Die von allen Seiten – so noch durch das Gesetz über wirtschaftliche Hilfe für Ostpreußen vom 18. Mai 1929 (Reichsgesetzblatt, Teil I vom 24. Mai 1929) – anerkannte berufungslose Sonderlage der Provinz Ostpreußen muß zum Grundsatz und Hauptziel der Staatspflege im Osten gemacht und alle praktischen Maßnahmen müssen hierauf abgestellt werden. In diesem Geiste muß auch die Schadloshaltung der Provinz Ostpreußen für alle durch das Liquidationsabkommen mit Polen betroffenen Entschädigungsansprüche behandelt und zugesagt werden3.

Mit der Versicherung ausgezeichneter Hochachtung bin ich

Ihr sehr ergebener

Dr. Blunck

Landeshauptmann

der Provinz Ostpreußen.

Fußnoten

1

Diese Denkschrift: „Die Not der preußischen Ostprovinzen“ hg. von den Landeshauptleuten der Provinzen Ostpreußen, Grenzmark, Posen-Westpreußen, Pommern, Brandenburg, Niederschlesien und Oberschlesien war „als Handschrift gedruckt“ worden und befindet sich in R 43 I /1800 , Bl. 165-193, hier: Bl. 165-193.

2

Der Provinzialverband Ostpreußen sei Rechtsnachfolger des Provinzialverbandes Westpreußen, daher stünden ihm die westpr. Vermögenswerte zu, die sich Polen angeeignet habe, ohne daß sie den dt. Reparationsleistungen gutgeschrieben worden seien, hatte der ostpr. Landeshauptmann bereits in einem Schreiben vom 29.1.30 dem RK mitgeteilt.
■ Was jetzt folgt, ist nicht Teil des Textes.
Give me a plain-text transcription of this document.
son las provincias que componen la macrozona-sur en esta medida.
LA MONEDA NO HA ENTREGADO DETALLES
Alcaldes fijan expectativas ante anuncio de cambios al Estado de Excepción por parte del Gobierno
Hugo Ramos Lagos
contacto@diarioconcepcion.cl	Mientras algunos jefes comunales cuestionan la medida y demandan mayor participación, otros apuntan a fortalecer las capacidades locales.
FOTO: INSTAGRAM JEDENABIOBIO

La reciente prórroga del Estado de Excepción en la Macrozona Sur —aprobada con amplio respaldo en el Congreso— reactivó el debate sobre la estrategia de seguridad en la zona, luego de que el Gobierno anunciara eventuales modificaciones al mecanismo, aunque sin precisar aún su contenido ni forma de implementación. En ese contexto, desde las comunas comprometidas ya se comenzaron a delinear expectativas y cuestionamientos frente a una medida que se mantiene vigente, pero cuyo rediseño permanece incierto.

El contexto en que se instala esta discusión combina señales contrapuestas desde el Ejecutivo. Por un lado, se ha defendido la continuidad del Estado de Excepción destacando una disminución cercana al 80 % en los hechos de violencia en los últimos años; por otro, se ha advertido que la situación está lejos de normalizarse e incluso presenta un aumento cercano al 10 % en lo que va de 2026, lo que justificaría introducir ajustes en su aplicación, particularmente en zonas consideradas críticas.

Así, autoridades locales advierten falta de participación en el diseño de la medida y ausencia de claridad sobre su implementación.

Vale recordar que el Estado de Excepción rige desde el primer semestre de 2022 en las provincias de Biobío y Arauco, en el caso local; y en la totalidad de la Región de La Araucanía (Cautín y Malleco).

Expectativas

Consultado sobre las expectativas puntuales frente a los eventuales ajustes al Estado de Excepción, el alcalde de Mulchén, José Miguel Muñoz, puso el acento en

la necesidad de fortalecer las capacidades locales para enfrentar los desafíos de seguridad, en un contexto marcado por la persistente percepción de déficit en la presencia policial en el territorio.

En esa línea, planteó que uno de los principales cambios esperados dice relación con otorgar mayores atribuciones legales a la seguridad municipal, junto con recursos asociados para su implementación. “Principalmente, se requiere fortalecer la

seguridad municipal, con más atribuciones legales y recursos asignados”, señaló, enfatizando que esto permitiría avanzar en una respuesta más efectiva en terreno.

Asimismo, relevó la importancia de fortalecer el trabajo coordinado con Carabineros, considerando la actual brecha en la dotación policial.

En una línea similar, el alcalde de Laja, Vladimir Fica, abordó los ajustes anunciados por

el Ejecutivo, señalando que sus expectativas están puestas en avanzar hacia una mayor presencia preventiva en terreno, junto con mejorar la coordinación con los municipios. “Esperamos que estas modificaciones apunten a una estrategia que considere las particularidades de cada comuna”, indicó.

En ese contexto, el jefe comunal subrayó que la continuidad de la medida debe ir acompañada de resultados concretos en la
Da das Reich im Liquidationsabkommen mit Polen seinen Verzicht erklärt habe, könne auch Ostpreußen zum Ausgleich der neuen Lasten keine Forderungen mehr erheben (R 43 I /1857 , Bl. 192-202, hier: Bl. 192-202).

3

Ostpreußen solle geholfen werden, erwiderte der RK in einem vom AA entworfenen Schreiben am 24. 3. (R 43 I /1857 , Bl. 237 f., hier: Bl. 237 f.). Ziel des Liquidationsabkommens mit Polen, wurde weiter ausgeführt, sei die Sicherung der Deutschen in den abgetretenen Gebieten, und die Befürchtung eines Ostlocarnos entbehre jeder Grundlage. Das Abkommen stelle für die RReg. kein Hindernis in der Frage der Ostgrenze dar. Außerdem wurde erklärt, die Auseinandersetzungen über das Vermögen öffentlich-rechtlicher Körperschaften seien von den Vereinbarungen mit Polen nicht berührt, sondern die Möglichkeiten zu weiteren Verhandlungen ausdrücklich gewahrt worden. Aus der Übereinkunft würden für den Osten keine finanziellen Auswirkungen erwachsen. Die RReg. handele in Übereinstimmung mit der Erklärung des RPräs. über das dt.-poln. Abkommen vom 18.3.30 (Dok. Nr. 480).